As shown in the figure, the total number of connections is 338, but the value obtained through the /metrics interface is 1, which feels very much like the value of active connections.

How about trying to curl from a different tidb-server node?

Or you can use netstat to filter and see which connections are actually established. It seems that directly checking would give you the connection count for the entire cluster, while the curl command below should only give you the connection count for a single instance. Alternatively, you can check which value is used for the connection count in the monitoring.

Check if other metrics are normal? For example, tidb_server_tokens, which is used to monitor the number of active sessions.

There might be some helpful information in the alert logs.

Did you configure this during the upgrade?

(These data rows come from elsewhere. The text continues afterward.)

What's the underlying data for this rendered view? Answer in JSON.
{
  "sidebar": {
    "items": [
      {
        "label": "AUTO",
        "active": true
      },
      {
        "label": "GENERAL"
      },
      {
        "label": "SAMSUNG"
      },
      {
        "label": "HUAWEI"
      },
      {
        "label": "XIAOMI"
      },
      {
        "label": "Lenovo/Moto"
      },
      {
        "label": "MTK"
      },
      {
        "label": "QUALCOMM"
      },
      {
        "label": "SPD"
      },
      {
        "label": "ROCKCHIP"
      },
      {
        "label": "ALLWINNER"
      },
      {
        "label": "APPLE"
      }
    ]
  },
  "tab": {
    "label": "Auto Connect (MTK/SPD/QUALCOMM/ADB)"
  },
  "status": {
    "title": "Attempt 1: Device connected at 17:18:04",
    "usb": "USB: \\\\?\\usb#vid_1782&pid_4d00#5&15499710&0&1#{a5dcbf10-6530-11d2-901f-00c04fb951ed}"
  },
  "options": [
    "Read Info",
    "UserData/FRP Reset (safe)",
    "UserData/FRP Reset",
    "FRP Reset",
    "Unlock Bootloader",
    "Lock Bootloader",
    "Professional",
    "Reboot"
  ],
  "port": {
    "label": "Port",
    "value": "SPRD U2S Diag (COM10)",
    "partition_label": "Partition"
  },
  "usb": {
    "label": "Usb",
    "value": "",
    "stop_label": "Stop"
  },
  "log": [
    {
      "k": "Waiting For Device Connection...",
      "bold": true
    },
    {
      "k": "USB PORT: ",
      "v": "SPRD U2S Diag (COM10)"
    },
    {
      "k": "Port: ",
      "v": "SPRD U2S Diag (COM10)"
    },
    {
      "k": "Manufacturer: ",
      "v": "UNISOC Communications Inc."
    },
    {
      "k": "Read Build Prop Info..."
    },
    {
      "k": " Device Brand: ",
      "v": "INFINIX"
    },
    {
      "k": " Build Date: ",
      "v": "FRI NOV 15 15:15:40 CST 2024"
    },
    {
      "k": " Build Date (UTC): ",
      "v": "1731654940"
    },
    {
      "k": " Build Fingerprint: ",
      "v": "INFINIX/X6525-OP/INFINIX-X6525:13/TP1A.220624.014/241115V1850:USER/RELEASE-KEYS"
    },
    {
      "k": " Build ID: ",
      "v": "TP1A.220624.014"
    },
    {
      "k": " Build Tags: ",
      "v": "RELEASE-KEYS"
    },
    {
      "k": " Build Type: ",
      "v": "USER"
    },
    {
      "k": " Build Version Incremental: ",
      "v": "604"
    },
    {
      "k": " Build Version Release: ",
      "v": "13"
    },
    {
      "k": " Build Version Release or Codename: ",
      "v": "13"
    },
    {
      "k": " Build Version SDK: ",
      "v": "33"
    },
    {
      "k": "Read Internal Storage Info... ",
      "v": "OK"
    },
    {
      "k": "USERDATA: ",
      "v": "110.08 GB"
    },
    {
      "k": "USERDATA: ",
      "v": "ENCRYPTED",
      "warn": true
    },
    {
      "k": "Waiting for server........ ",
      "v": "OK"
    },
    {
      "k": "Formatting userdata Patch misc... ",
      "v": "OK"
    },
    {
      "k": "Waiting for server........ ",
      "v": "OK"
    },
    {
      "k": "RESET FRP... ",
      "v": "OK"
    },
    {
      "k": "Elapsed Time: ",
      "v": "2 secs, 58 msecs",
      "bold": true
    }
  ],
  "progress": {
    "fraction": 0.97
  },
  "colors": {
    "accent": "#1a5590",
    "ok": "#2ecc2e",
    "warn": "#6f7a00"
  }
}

However, it’s strange that in the same cluster with multiple tidb-servers, one machine’s metrics are normal, showing only a default metric.

The other abnormal nodes also report metrics without the resource_group label.

After comparing the configurations, I found that the other tidb-server instances have the instance.tidb_force_priority parameter set, while the tidb-server with normal metrics does not have this configuration. I will remove it over the weekend and observe the results.

This is a bug, and it is being tracked in this issue: Connection count metric can be less than the real value · Issue #51889 · pingcap/tidb · GitHub. The problem was introduced with the enhancement of graceful shutdown (server: enhance graceful stop by closing connections after finish the ongoing txn by july2993 · Pull Request #32111 · pingcap/tidb · GitHub). Adding related metrics to the resource group (metrics: add connection and fail metrics by `resource group name` by bufferflies · Pull Request #49424 · pingcap/tidb · GitHub) exposed this issue after monitoring was added.

The expert is very meticulous, a bug-catching master :+1:

The same issue
Connection Count IP duplication

Temporary solution: tidb_server_connections{k8s_cluster=“$k8s_cluster”, tidb_cluster=“$tidb_cluster”, resource_group=“default”}

I directly used group by sum, but the data volume is still incorrect. However, there is only one line for each instance now.
sum(tidb_server_connections{cluster="$tidb_cluster"}) by (instance)